Sözlerinin devamında uyuşturucunun tehlikelerine de dikkat çeken Güvenç, uyuşturucunun en az terör kadar yıkıcı ve tehlikeli olduğunu söyledi. Güvenç, “Ayrıca vatandaşlarımızın sağlığı, insan kaynağımızın güvenliği açısından uyuşturucu en az terörizm kadar yıkıcıdır. Uyuşturucu ile mücadele en az barışın tesisi kadar önemlidir. Ülkelerimizin stratejik konumları sebebi ile uyuşturucu illetine en çok bizler maruz kalmaktayız. Terörizmin başta uyuşturucu kaçakçılığı olmak üzere, çeşitli örgütlü suçlar vasıtasıyla finanse edildiği tüm platformlarda kabul edilen bir olgudur. Bu çerçevede, başta PKK olmak üzere, terör örgütlerinin gelirlerinin büyük bölümünün, özellikle Avrupa ülkelerine yönelik olarak gerçekleştirilen uyuşturucu madde kaçakçılığından elde edildiği bilinen bir husustur. Ayrıca maalesef temsil ettiğimiz ülkeler de yasadışı uyuşturucu ticaretinin öncelikli hedefidir. Bu çerçevede uyuşturucu ile mücadeleye hep birlikte yoğunlaşmamız gerekmektedir. Bu yönde atılacak adımları her zaman destekleyeceğimizi belirtmek isteriz” ifadelerini kullandı.
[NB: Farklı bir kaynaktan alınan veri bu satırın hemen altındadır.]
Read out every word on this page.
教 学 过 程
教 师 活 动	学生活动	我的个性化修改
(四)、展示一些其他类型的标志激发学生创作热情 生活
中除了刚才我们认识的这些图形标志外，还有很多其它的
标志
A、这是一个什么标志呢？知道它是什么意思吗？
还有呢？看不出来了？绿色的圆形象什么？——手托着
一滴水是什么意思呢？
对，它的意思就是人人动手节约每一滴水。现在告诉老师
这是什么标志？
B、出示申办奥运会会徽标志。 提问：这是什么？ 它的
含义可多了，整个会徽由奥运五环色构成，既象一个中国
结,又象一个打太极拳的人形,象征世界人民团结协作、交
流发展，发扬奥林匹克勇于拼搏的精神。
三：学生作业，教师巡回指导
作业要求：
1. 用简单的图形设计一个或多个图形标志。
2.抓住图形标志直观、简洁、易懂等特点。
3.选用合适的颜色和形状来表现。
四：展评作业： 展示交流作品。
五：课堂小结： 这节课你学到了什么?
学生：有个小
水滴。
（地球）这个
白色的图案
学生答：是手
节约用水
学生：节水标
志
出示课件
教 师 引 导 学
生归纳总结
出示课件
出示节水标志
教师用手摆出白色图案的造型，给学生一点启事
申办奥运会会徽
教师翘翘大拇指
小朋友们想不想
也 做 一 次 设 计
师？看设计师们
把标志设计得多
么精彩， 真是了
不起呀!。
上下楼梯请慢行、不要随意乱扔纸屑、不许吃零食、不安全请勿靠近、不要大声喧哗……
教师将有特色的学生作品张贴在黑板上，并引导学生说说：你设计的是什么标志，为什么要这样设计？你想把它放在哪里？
“HER TÜRLÜ STRATEJİK ÇALIŞMAYA AÇIĞIZ”

Türkiye olarak terör, uyuşturucu ve diğer konularda stratejik çalışmaya hazır olunduğunun altını çizen Güvenç, konuşmasını şu şekilde tamamladı, “Terör, uyuşturucu ve diğer konularda her türlü stratejik çalışmaya açık olduğumuzu bilmenizi isterim. Büyükelçiliklerimizde görevli bulunan İçişleri Müşavirlerimiz aracılığı ile her türlü işbirliğine açık olduğumuzu da ayrıca belirtmek isterim. Netice itibarıyla, coğrafyamızın güvenliği, barış ve kalkınması için, rekabet yerine bölgesel işbirliğinin ön plana çıkarılmasına çaba göstermemizin ve ortak sorumluluk bilinci ile hareket etmemizin elzem olduğunu düşünüyorum. Ülkelerimizin güvenliğinin ve geleceğinin, ortak coğrafyamızın ve komşularımızın güvenliğinden ve geleceğinden bağımsız olmadığını, bölgesel ve küresel refahın, bölgesel işbirliği ve ortaklıkları güçlendirebildiğimiz ölçüde gerçekleşebileceğini her daim hatırda tutmamız gerekiyor. Sözlerime son verirken, buradaki işbirliği platformumuz ve çalışmalarımızın önümüzdeki dönemde de devamını diliyor, organizasyonda emeği geçenlere teşekkür ediyor ve hepinize saygı ve selamlarımı iletiyorum.”